A new major research grant from the National Science Foundation (NSF) to the Nuclear Group at Hope College continues three decades of support from the agency, a long-time run which if not unique is at the very least rare, reflecting the quality of the work being conducted.
The Nuclear Group has received more than $3 million from the NSF since garnering its first grant in 1986, in addition to receiving funding from other sources. The latest NSF award is for $311,507 and will provide support through May 2019.
The group is an interdisciplinary collaboration between the college’s chemistry and physics programs. Across the past three years, the most recent grant period, it has had 39 articles published in professional journals, up from 34 during the previous three years. Among the landmark results is development of a rapid screening test to detect the presence of per- and polyflourinated compounds (PFCs) in consumer products ranging from food packaging to outdoor clothing to cookware.
“Everything that we will do here is new science,” said Dr. Paul De Young, who is the Kenneth G. Herrick Professor of Physics at Hope and co-leads the group with chemist and environmental scientist Dr. Graham Peaslee. “There are 39 publications because we’re involved at a significant level in making new discoveries and obtaining significant results.”
“There’s a lot of competition for these grants, and that means that we’re doing something right,” said Peaslee, who is the Elmer E. Hartgerink Professor of Chemistry and a professor of geology/environmental science. “It’s a combination of the science—the basic science and the applied science—and the students that we train through participation in original research.”
Hope’s research tools include a Pelletron particle accelerator, one of only about 60 in the United States. The instrument, located in the Hope Ion Beam Analysis Laboratory (HIBAL), was acquired by Peaslee with an NSF grant in 2004, and succeeded the Van de Graaff accelerator the college had operated for the preceding 30 years.
Through the new award, the Nuclear Group will continue to explore and refine applications for rapid materials testing with an emphasis on considering the environmental impact of the compounds that are involved. Peaslee noted that PFCs, for example, are now found in the environment and bioaccumulate—they’ve even been found in polar bear blood.
The group will also continue its longstanding relationship with the National Superconducting Cyclotron Laboratory (NSCL) based at Michigan State University. The team will continue studying neutron-rich, unstable nuclei with the NSCL’s Modular Neutron Array (MoNA) and Large area multi-Institutional Scintillation Array (LISA). Through the new award, the Nuclear Group will also work with the NSCL’s Summing Nal (SuN) group on nuclear physics questions with astrophysics importance, such as understanding the reactions that take place within supernovas.
About a dozen students conduct the research collaboratively with DeYoung and Peaslee, including both full-time during several weeks each summer and part-time across the school year. The NSF grant will provide summer stipends for four of the students each year.
Collaborative student-faculty research has been a priority in the natural and applied sciences at Hope for more than 50 years.
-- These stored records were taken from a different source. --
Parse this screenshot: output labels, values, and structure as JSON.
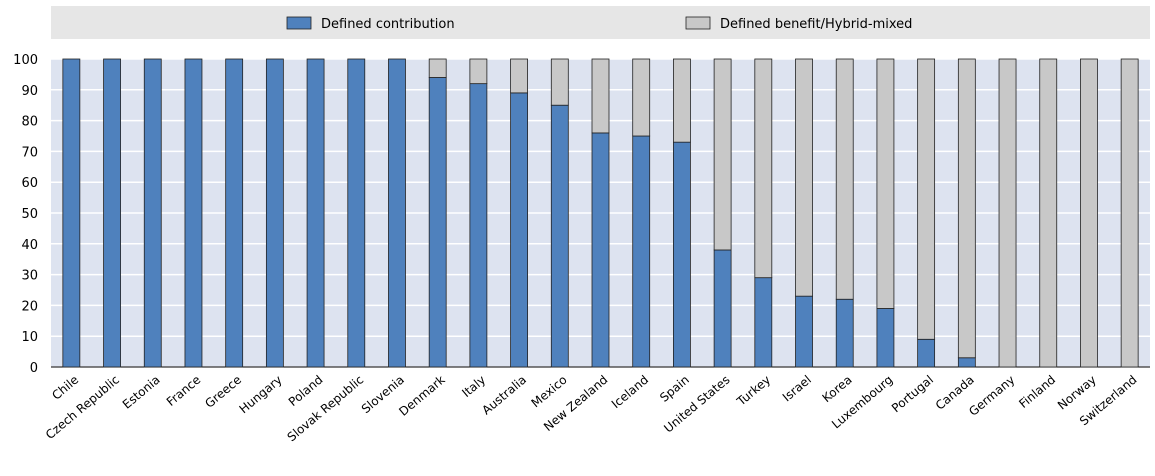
{
  "chart_data": {
    "type": "bar",
    "stacked": true,
    "categories": [
      "Chile",
      "Czech Republic",
      "Estonia",
      "France",
      "Greece",
      "Hungary",
      "Poland",
      "Slovak Republic",
      "Slovenia",
      "Denmark",
      "Italy",
      "Australia",
      "Mexico",
      "New Zealand",
      "Iceland",
      "Spain",
      "United States",
      "Turkey",
      "Israel",
      "Korea",
      "Luxembourg",
      "Portugal",
      "Canada",
      "Germany",
      "Finland",
      "Norway",
      "Switzerland"
    ],
    "series": [
      {
        "name": "Defined contribution",
        "color": "#4f81bd",
        "values": [
          100,
          100,
          100,
          100,
          100,
          100,
          100,
          100,
          100,
          94,
          92,
          89,
          85,
          76,
          75,
          73,
          38,
          29,
          23,
          22,
          19,
          9,
          3,
          0,
          0,
          0,
          0
        ]
      },
      {
        "name": "Defined benefit/Hybrid-mixed",
        "color": "#c8c8c8",
        "values": [
          0,
          0,
          0,
          0,
          0,
          0,
          0,
          0,
          0,
          6,
          8,
          11,
          15,
          24,
          25,
          27,
          62,
          71,
          77,
          78,
          81,
          91,
          97,
          100,
          100,
          100,
          100
        ]
      }
    ],
    "yticks": [
      "0",
      "10",
      "20",
      "30",
      "40",
      "50",
      "60",
      "70",
      "80",
      "90",
      "100"
    ],
    "ylim": [
      0,
      100
    ],
    "grid": "horizontal",
    "legend": "top",
    "plot_background": "#dde3f0"
  }
}
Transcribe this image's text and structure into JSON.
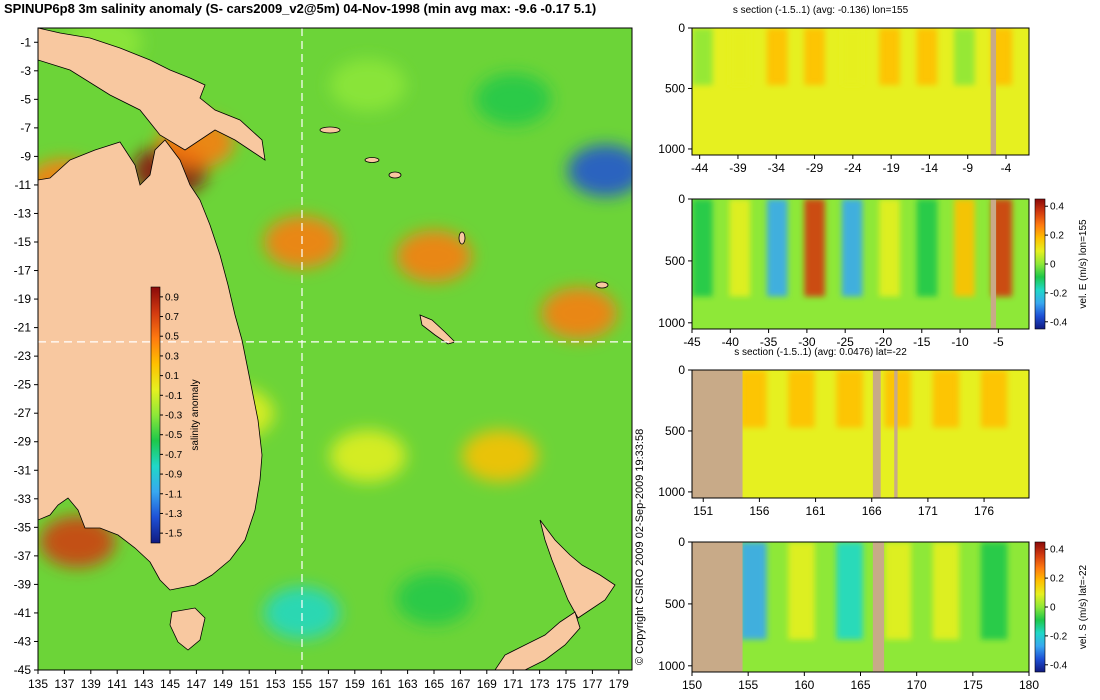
{
  "main_title": "SPINUP6p8 3m salinity anomaly (S- cars2009_v2@5m) 04-Nov-1998 (min avg max: -9.6 -0.17 5.1)",
  "copyright": "© Copyright CSIRO 2009   02-Sep-2009 19:33:58",
  "colors": {
    "land": "#f8c8a0",
    "section_land": "#c8aa88",
    "scale": [
      "#101a80",
      "#1e50d6",
      "#38a8f0",
      "#20d8c8",
      "#1ec84a",
      "#8ee838",
      "#e6f020",
      "#ffc000",
      "#ff7a10",
      "#d23a10",
      "#8a0a0a"
    ]
  },
  "chart_data": [
    {
      "id": "map",
      "type": "heatmap",
      "title": "SPINUP6p8 3m salinity anomaly (S- cars2009_v2@5m) 04-Nov-1998 (min avg max: -9.6 -0.17 5.1)",
      "x_ticks": [
        "135",
        "137",
        "139",
        "141",
        "143",
        "145",
        "147",
        "149",
        "151",
        "153",
        "155",
        "157",
        "159",
        "161",
        "163",
        "165",
        "167",
        "169",
        "171",
        "173",
        "175",
        "177",
        "179"
      ],
      "y_ticks": [
        "-1",
        "-3",
        "-5",
        "-7",
        "-9",
        "-11",
        "-13",
        "-15",
        "-17",
        "-19",
        "-21",
        "-23",
        "-25",
        "-27",
        "-29",
        "-31",
        "-33",
        "-35",
        "-37",
        "-39",
        "-41",
        "-43",
        "-45"
      ],
      "xlim": [
        135,
        180
      ],
      "ylim": [
        -45,
        0
      ],
      "crosshair": {
        "lon": 155,
        "lat": -22
      },
      "stats": {
        "min": -9.6,
        "avg": -0.17,
        "max": 5.1
      },
      "colorbar": {
        "label": "salinity anomaly",
        "ticks": [
          "0.9",
          "0.7",
          "0.5",
          "0.3",
          "0.1",
          "-0.1",
          "-0.3",
          "-0.5",
          "-0.7",
          "-0.9",
          "-1.1",
          "-1.3",
          "-1.5"
        ],
        "range": [
          -1.6,
          1.0
        ]
      },
      "features": [
        {
          "lon": 145,
          "lat": -10,
          "value": 1.0
        },
        {
          "lon": 137,
          "lat": -11,
          "value": 0.6
        },
        {
          "lon": 176,
          "lat": -20,
          "value": 0.6
        },
        {
          "lon": 165,
          "lat": -16,
          "value": 0.5
        },
        {
          "lon": 155,
          "lat": -15,
          "value": 0.4
        },
        {
          "lon": 147,
          "lat": -8,
          "value": 0.4
        },
        {
          "lon": 171,
          "lat": -5,
          "value": -0.6
        },
        {
          "lon": 178,
          "lat": -10,
          "value": -1.3
        },
        {
          "lon": 160,
          "lat": -4,
          "value": -0.4
        },
        {
          "lon": 140,
          "lat": -1,
          "value": -0.2
        },
        {
          "lon": 155,
          "lat": -41,
          "value": -0.7
        },
        {
          "lon": 165,
          "lat": -40,
          "value": -0.5
        },
        {
          "lon": 138,
          "lat": -36,
          "value": 0.8
        },
        {
          "lon": 160,
          "lat": -30,
          "value": -0.1
        },
        {
          "lon": 150,
          "lat": -27,
          "value": 0.0
        },
        {
          "lon": 170,
          "lat": -30,
          "value": 0.1
        }
      ]
    },
    {
      "id": "section-salt-lon",
      "type": "heatmap",
      "title": "s section (-1.5..1) (avg: -0.136) lon=155",
      "x_ticks": [
        "-44",
        "-39",
        "-34",
        "-29",
        "-24",
        "-19",
        "-14",
        "-9",
        "-4"
      ],
      "y_ticks": [
        "0",
        "500",
        "1000"
      ],
      "xlim": [
        -45,
        -1
      ],
      "ylim": [
        1050,
        0
      ],
      "land_columns": [
        [
          -6,
          -5.3
        ]
      ],
      "levels": [
        -0.3,
        -0.1,
        0.1,
        0.2,
        -0.1,
        0.1,
        0.2,
        -0.2,
        0.1
      ]
    },
    {
      "id": "section-vel-e",
      "type": "heatmap",
      "title": "",
      "x_ticks": [
        "-45",
        "-40",
        "-35",
        "-30",
        "-25",
        "-20",
        "-15",
        "-10",
        "-5"
      ],
      "y_ticks": [
        "0",
        "500",
        "1000"
      ],
      "xlim": [
        -45,
        -1
      ],
      "ylim": [
        1050,
        0
      ],
      "colorbar": {
        "label": "vel. E (m/s) lon=155",
        "ticks": [
          "0.4",
          "0.2",
          "0",
          "-0.2",
          "-0.4"
        ],
        "range": [
          -0.45,
          0.45
        ]
      },
      "land_columns": [
        [
          -6,
          -5.3
        ]
      ],
      "levels": [
        -0.05,
        0.05,
        -0.3,
        0.4,
        -0.3,
        0.1,
        -0.1,
        0.2,
        0.4
      ]
    },
    {
      "id": "section-salt-lat",
      "type": "heatmap",
      "title": "s section (-1.5..1) (avg: 0.0476) lat=-22",
      "x_ticks": [
        "151",
        "156",
        "161",
        "166",
        "171",
        "176"
      ],
      "y_ticks": [
        "0",
        "500",
        "1000"
      ],
      "xlim": [
        150,
        180
      ],
      "ylim": [
        1050,
        0
      ],
      "land_columns": [
        [
          150,
          154.5
        ],
        [
          166.1,
          166.8
        ],
        [
          168,
          168.3
        ]
      ],
      "levels": [
        0.1,
        0.2,
        0.1,
        0.2,
        0.15,
        0.2,
        0.25
      ]
    },
    {
      "id": "section-vel-s",
      "type": "heatmap",
      "title": "",
      "x_ticks": [
        "150",
        "155",
        "160",
        "165",
        "170",
        "175",
        "180"
      ],
      "y_ticks": [
        "0",
        "500",
        "1000"
      ],
      "xlim": [
        150,
        180
      ],
      "ylim": [
        1050,
        0
      ],
      "colorbar": {
        "label": "vel. S (m/s) lat=-22",
        "ticks": [
          "0.4",
          "0.2",
          "0",
          "-0.2",
          "-0.4"
        ],
        "range": [
          -0.45,
          0.45
        ]
      },
      "land_columns": [
        [
          150,
          154.5
        ],
        [
          166.1,
          167.1
        ]
      ],
      "levels": [
        0.4,
        -0.3,
        0.1,
        -0.2,
        0.05,
        0.1,
        -0.1
      ]
    }
  ]
}
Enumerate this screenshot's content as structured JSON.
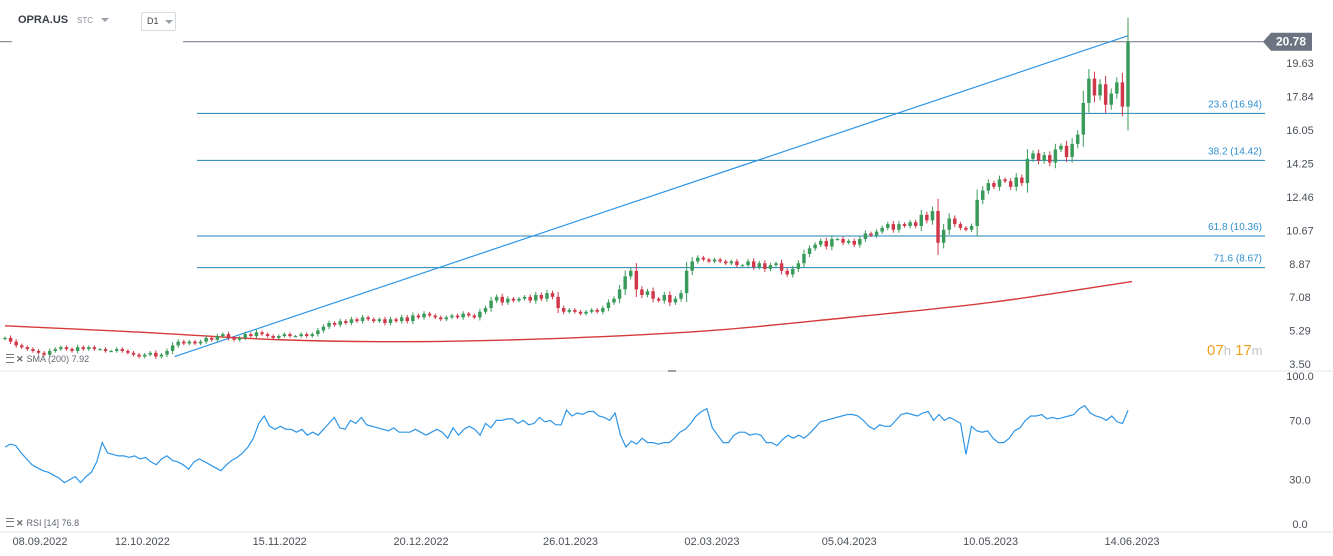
{
  "header": {
    "symbol": "OPRA.US",
    "instrument_type": "STC",
    "timeframe": "D1"
  },
  "price_label": "20.78",
  "timer": {
    "hours": "07",
    "hours_unit": "h",
    "minutes": "17",
    "minutes_unit": "m"
  },
  "legends": {
    "sma": "SMA (200) 7.92",
    "rsi": "RSI [14] 76.8"
  },
  "colors": {
    "bull": "#3a9a5a",
    "bear": "#d0384a",
    "trendline": "#2e95e6",
    "sma": "#d63a3a",
    "rsi": "#2e95e6",
    "price_label_bg": "#6b7480"
  },
  "chart_data": [
    {
      "type": "candlestick",
      "title": "OPRA.US",
      "y_ticks": [
        "20.78",
        "19.63",
        "17.84",
        "16.05",
        "14.25",
        "12.46",
        "10.67",
        "8.87",
        "7.08",
        "5.29",
        "3.50"
      ],
      "ylim": [
        3.5,
        21.3
      ],
      "x_ticks": [
        "08.09.2022",
        "12.10.2022",
        "15.11.2022",
        "20.12.2022",
        "26.01.2023",
        "02.03.2023",
        "05.04.2023",
        "10.05.2023",
        "14.06.2023"
      ],
      "last_close": 20.78,
      "fibonacci": [
        {
          "label": "23.6 (16.94)",
          "value": 16.94
        },
        {
          "label": "38.2 (14.42)",
          "value": 14.42
        },
        {
          "label": "61.8 (10.36)",
          "value": 10.36
        },
        {
          "label": "71.6 (8.67)",
          "value": 8.67
        }
      ],
      "trendline": {
        "from": {
          "date": "20.10.2022",
          "value": 3.9
        },
        "to": {
          "date": "13.06.2023",
          "value": 21.1
        }
      },
      "sma_200": {
        "label": "SMA (200) 7.92",
        "points": [
          {
            "date": "08.09.2022",
            "value": 5.55
          },
          {
            "date": "12.10.2022",
            "value": 5.2
          },
          {
            "date": "15.11.2022",
            "value": 4.8
          },
          {
            "date": "20.12.2022",
            "value": 4.7
          },
          {
            "date": "26.01.2023",
            "value": 4.9
          },
          {
            "date": "02.03.2023",
            "value": 5.3
          },
          {
            "date": "05.04.2023",
            "value": 6.0
          },
          {
            "date": "10.05.2023",
            "value": 6.8
          },
          {
            "date": "14.06.2023",
            "value": 7.92
          }
        ]
      },
      "candles_by_month": [
        {
          "period": "Sep 2022",
          "closes": [
            4.9,
            4.7,
            4.5,
            4.4,
            4.3,
            4.2,
            4.1,
            4.0,
            4.2,
            4.3,
            4.4,
            4.3,
            4.2,
            4.4,
            4.3,
            4.4,
            4.3,
            4.3,
            4.2,
            4.2,
            4.3,
            4.2
          ]
        },
        {
          "period": "Oct 2022",
          "closes": [
            4.1,
            4.0,
            3.9,
            4.0,
            4.1,
            3.9,
            4.0,
            4.2,
            4.5,
            4.7,
            4.6,
            4.7,
            4.6,
            4.7,
            4.9,
            4.8,
            5.0,
            5.1,
            4.9,
            4.8,
            4.9
          ]
        },
        {
          "period": "Nov 2022",
          "closes": [
            5.1,
            5.0,
            5.2,
            5.1,
            5.0,
            4.9,
            5.0,
            5.1,
            5.0,
            5.0,
            5.1,
            5.0,
            5.1,
            5.3,
            5.5,
            5.7,
            5.6,
            5.8,
            5.7,
            5.9,
            5.8,
            6.0
          ]
        },
        {
          "period": "Dec 2022",
          "closes": [
            5.9,
            5.8,
            5.9,
            5.7,
            5.9,
            5.8,
            6.0,
            5.8,
            6.1,
            6.0,
            6.2,
            6.1,
            6.0,
            5.9,
            6.0,
            6.1,
            6.0,
            6.2,
            6.1,
            6.0,
            6.3
          ]
        },
        {
          "period": "Jan 2023",
          "closes": [
            6.5,
            6.9,
            7.1,
            6.8,
            7.0,
            6.9,
            7.0,
            7.1,
            6.9,
            7.2,
            7.0,
            7.3,
            7.1,
            6.5,
            6.3,
            6.4,
            6.3,
            6.2,
            6.3,
            6.4,
            6.3
          ]
        },
        {
          "period": "Feb 2023",
          "closes": [
            6.5,
            6.8,
            7.0,
            7.5,
            8.2,
            8.5,
            7.5,
            7.2,
            7.4,
            7.0,
            6.9,
            7.2,
            6.8,
            7.0,
            7.3,
            8.5,
            9.0,
            9.2,
            9.1
          ]
        },
        {
          "period": "Mar 2023",
          "closes": [
            9.0,
            9.1,
            9.0,
            8.9,
            9.0,
            8.8,
            8.8,
            9.0,
            8.7,
            8.9,
            8.6,
            8.8,
            8.9,
            8.5,
            8.3,
            8.6,
            8.9,
            9.4,
            9.7,
            9.9,
            10.1,
            9.8,
            10.2
          ]
        },
        {
          "period": "Apr 2023",
          "closes": [
            10.2,
            10.0,
            10.1,
            9.9,
            10.2,
            10.5,
            10.4,
            10.6,
            10.8,
            11.0,
            10.7,
            11.0,
            10.9,
            11.1,
            10.9,
            11.5,
            11.2,
            11.7,
            10.0,
            10.7
          ]
        },
        {
          "period": "May 2023",
          "closes": [
            11.3,
            11.0,
            10.8,
            10.7,
            10.9,
            12.3,
            12.8,
            13.2,
            13.0,
            13.4,
            13.3,
            13.0,
            13.5,
            13.2,
            14.5,
            14.8,
            14.4,
            14.7,
            14.3,
            15.0,
            15.2,
            14.6,
            15.3
          ]
        },
        {
          "period": "Jun 2023",
          "closes": [
            15.8,
            17.5,
            18.8,
            17.9,
            18.5,
            17.4,
            18.0,
            18.6,
            17.3,
            20.78
          ]
        }
      ]
    },
    {
      "type": "line",
      "title": "RSI [14] 76.8",
      "y_ticks": [
        "100.0",
        "70.0",
        "30.0",
        "0.0"
      ],
      "ylim": [
        0,
        100
      ],
      "guide_levels": [
        70,
        30
      ],
      "last_value": 76.8,
      "values_by_month": [
        {
          "period": "Sep 2022",
          "values": [
            52,
            54,
            53,
            48,
            44,
            40,
            38,
            36,
            35,
            33,
            31,
            28,
            30,
            32,
            28,
            32,
            35,
            42,
            55,
            48,
            47,
            46
          ]
        },
        {
          "period": "Oct 2022",
          "values": [
            46,
            45,
            46,
            44,
            45,
            42,
            40,
            44,
            46,
            43,
            42,
            40,
            37,
            42,
            44,
            42,
            40,
            38,
            36,
            40,
            43
          ]
        },
        {
          "period": "Nov 2022",
          "values": [
            45,
            48,
            52,
            58,
            68,
            73,
            66,
            64,
            66,
            64,
            64,
            62,
            64,
            60,
            62,
            60,
            64,
            68,
            72,
            65,
            64,
            70
          ]
        },
        {
          "period": "Dec 2022",
          "values": [
            68,
            72,
            67,
            66,
            65,
            64,
            63,
            65,
            62,
            62,
            62,
            64,
            62,
            60,
            62,
            64,
            62,
            58,
            65,
            60,
            64
          ]
        },
        {
          "period": "Jan 2023",
          "values": [
            66,
            64,
            60,
            68,
            65,
            70,
            70,
            71,
            71,
            68,
            70,
            67,
            68,
            72,
            69,
            70,
            67,
            67,
            77,
            73,
            75,
            74,
            76,
            76,
            73,
            72
          ]
        },
        {
          "period": "Feb 2023",
          "values": [
            70,
            75,
            60,
            52,
            56,
            54,
            58,
            55,
            55,
            54,
            55,
            55,
            58,
            62,
            64,
            68,
            73,
            76,
            78
          ]
        },
        {
          "period": "Mar 2023",
          "values": [
            65,
            60,
            55,
            55,
            60,
            62,
            62,
            60,
            61,
            60,
            55,
            55,
            53,
            57,
            60,
            58,
            60,
            58,
            61,
            65,
            69,
            70,
            71,
            72
          ]
        },
        {
          "period": "Apr 2023",
          "values": [
            73,
            74,
            74,
            73,
            70,
            66,
            64,
            67,
            66,
            66,
            70,
            74,
            75,
            74,
            73,
            75,
            76,
            70,
            74,
            70,
            72
          ]
        },
        {
          "period": "May 2023",
          "values": [
            70,
            68,
            47,
            66,
            63,
            62,
            63,
            58,
            55,
            55,
            58,
            63,
            65,
            70,
            73,
            73,
            74,
            71,
            72,
            71,
            72,
            73,
            74
          ]
        },
        {
          "period": "Jun 2023",
          "values": [
            78,
            80,
            75,
            73,
            72,
            70,
            73,
            69,
            68,
            76.8
          ]
        }
      ]
    }
  ]
}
The hands-on learning, with its emphasis on questions with no pre-established answers, provides lessons that the two professors note can’t be taught by a textbook or even in a classroom laboratory—and also offers the opportunity for students to become inspired through the process of discovery. Students often even serve as lead authors on the research articles subsequently published in peer-reviewed scientific journals.